“Wherefore by their fruits ye shall know them. Not every one that saith unto be Lord, Lord, shall enter into the kingdom of heaven…”
Matthew 7
Largely because of my travels, I’ve been to a lot of Christian churches. I can’t recall one that failed to make it known that they believe in the inerrancy of scripture. I’ve been to some that prefer one version over another and others that read multiple versions in a single reading. I have my own preference, perhaps you do too.
Having become a reader of scripture, what have you done with it? Has it become integrated into your life? Or is it an exterior source of reference material?
We live in a day when fewer and fewer people are their own best seekers and processors of information. The media “news” sources love the lead-in, “X happened, here’s what you need to know.” This is not something unique to modern media. Newspapers of old were not free of party or area bias. Publishers like William Randolph Hearst were no less without an agenda than CNN. That these sources sway hearts and minds is self-evident. That these influences creep into churches is likewise undeniable.

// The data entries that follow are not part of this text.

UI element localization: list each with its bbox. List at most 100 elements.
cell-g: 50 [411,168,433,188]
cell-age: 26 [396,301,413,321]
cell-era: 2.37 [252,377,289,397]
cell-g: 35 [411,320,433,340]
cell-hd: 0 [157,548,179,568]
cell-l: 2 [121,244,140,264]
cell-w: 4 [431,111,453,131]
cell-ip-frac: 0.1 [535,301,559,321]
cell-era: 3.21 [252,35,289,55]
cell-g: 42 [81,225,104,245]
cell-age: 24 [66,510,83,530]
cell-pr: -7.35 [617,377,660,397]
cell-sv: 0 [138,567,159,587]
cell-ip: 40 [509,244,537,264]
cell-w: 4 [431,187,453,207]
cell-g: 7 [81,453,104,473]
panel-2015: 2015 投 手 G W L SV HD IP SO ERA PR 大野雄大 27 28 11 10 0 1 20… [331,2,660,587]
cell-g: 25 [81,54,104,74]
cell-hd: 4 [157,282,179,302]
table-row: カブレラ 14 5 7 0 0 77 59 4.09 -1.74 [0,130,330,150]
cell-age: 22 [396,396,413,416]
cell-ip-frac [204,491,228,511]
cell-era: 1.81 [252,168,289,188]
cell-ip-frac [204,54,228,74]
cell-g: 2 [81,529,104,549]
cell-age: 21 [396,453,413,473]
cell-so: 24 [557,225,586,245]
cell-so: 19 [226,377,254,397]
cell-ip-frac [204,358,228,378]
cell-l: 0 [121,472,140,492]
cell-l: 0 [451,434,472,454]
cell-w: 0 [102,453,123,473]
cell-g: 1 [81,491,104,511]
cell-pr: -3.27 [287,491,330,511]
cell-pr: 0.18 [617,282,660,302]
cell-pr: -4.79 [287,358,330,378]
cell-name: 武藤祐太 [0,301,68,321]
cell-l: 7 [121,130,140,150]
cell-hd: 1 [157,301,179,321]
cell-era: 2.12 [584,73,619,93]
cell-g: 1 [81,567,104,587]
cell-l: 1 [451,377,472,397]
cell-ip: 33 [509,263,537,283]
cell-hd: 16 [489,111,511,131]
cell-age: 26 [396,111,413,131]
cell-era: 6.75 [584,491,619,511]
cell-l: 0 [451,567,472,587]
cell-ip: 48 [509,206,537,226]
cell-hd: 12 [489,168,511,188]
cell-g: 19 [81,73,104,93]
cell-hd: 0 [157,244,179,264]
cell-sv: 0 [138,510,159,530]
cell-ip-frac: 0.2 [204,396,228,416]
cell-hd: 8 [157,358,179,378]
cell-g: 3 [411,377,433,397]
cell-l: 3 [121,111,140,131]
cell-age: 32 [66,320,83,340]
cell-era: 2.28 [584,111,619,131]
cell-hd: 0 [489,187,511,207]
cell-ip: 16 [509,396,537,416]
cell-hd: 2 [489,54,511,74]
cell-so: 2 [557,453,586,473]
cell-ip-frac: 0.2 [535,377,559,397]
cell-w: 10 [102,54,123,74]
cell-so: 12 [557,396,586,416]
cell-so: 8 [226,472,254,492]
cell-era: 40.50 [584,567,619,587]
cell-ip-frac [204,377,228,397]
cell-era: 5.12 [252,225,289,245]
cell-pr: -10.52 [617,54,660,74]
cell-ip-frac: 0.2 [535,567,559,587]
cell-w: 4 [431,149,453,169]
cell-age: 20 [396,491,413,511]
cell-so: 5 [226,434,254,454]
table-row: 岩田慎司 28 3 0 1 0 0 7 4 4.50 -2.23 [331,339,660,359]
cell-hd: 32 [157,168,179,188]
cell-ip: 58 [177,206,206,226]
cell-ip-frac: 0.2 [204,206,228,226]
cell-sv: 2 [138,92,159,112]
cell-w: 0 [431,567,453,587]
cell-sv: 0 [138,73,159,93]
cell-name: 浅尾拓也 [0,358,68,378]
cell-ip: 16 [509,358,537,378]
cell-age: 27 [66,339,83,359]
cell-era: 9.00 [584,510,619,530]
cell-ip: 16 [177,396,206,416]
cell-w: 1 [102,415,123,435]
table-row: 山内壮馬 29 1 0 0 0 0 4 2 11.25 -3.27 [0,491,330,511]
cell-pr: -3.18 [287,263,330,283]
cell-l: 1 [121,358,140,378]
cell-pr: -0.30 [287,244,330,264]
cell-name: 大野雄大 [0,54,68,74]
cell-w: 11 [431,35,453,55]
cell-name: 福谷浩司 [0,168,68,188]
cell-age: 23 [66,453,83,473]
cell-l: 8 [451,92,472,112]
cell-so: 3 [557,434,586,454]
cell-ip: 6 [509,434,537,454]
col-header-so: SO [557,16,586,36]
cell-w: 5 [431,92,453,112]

That it happens and is happening on a growing scale, is a warning to the followers of Jesus to guard their hearts and minds against popular sentiments and the attached buzzwords that go along with them. Unweighed and untried rises and ebbs of popular tides are the raw material of inner rot.
How best then, to proceed? First a biblical injunction, “Be still.” Adapt, Improvise and Overcome are most successfully achieved when preceded by, Be still and know.
In stillness there comes peace of soul and spirit—wait for it. When you let the world slip away, there comes next a little voice. Sometimes it sounds like us, sometimes a voice unknown, yet familiar. This voice is generally meek and easy to entreat; it speaks because it has first
heard.
This voice will lead you to thought, not dictate it. It’s slow going. This voice requires thinking from views within, without and above. It calls to action more than acceptance. It makes you question yourself until you find a truth verified from your experience—drawn from within heart, not handed down from manmade counsels.
The result is that your life becomes a paraphrase of the divine voice, speaking from the heart those things tried and true that produce the fruit of the Holy Spirit in a life-altering ongoing stream of epiphany.
Without this experience, we are reduced to parrots squawking lines we have been fed. There is nothing wrong with quoting scripture, but it is a crumb from the master’s table compared to living the truth from the inside out and speaking in your own paraphrase all the Spirit has led you to.
And as evidence, my own realization as I was typing this—perhaps there are people who are spiritual, but not religious. That is, of course, they are spiritual because they are human—and humans are spiritual beings—but maybe they really have no focus, no self-direction, nor self-disciple (the real meaning of religion). Perhaps they are really only parrots after all with nothing to call their own.